Local listing is different to statutory listing; it does not provide further legislative controls. and does not affect when planning permission is required. However, when planning permission is required, the ‘special interest’ of a locally listed heritage asset will be taken into account. In 2013 the council asked for nominations for inclusion in the list; over five hundred submissions were considered. The Local List of Heritage Assets was adopted on 18th June 2015, it will be reviewed in 2020; other items in the current list can be seen here.
Former burial ground
The gardens are the former burial ground to Hanover Chapel, Listed Grade II, and now part of the Brighthelm Centre.
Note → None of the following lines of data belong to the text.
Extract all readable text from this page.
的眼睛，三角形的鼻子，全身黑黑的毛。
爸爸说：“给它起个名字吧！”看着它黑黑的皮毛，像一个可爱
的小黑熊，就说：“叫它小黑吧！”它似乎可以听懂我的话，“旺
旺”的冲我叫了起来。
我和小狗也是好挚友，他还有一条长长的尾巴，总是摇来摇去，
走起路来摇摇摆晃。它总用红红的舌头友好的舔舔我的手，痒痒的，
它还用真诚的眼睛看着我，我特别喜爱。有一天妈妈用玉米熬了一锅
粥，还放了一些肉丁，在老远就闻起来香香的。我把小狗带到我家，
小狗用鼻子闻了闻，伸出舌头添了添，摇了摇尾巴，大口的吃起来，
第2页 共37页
The Hanover Chapel was built in 1824/5. It has been suggested that the site was already a burial ground from possibly as early as the 1700s. The burial ground originally extended further to the west. Queen’s Road was built over this part in 1845. The original boundary wall and railing survive on the west side of Queen’s Road.
Gravestones moved in 1949
The boundary between the park and Queen’s Road is marked by railings, which are Grade II listed. Burials ceased in around the early 1850s, and the burial ground became a public garden in 1884. The gravestones were moved to the boundaries of the site in 1949, at which point an inventory of the memorials was compiled. All historic OS maps and surviving drawings show the site to be laid out with a single linear route providing access from Church Street to the Chapel. The drawings show this to be lined with railings and trees.
A rare example
The Brighthelm Centre Rest Gardens is a rare example of a city centre burial ground and surviving green space within the North Laine. Although the gardens have changed over time, indications of their original use as a burial ground survive, as well as elements of their design as a public park.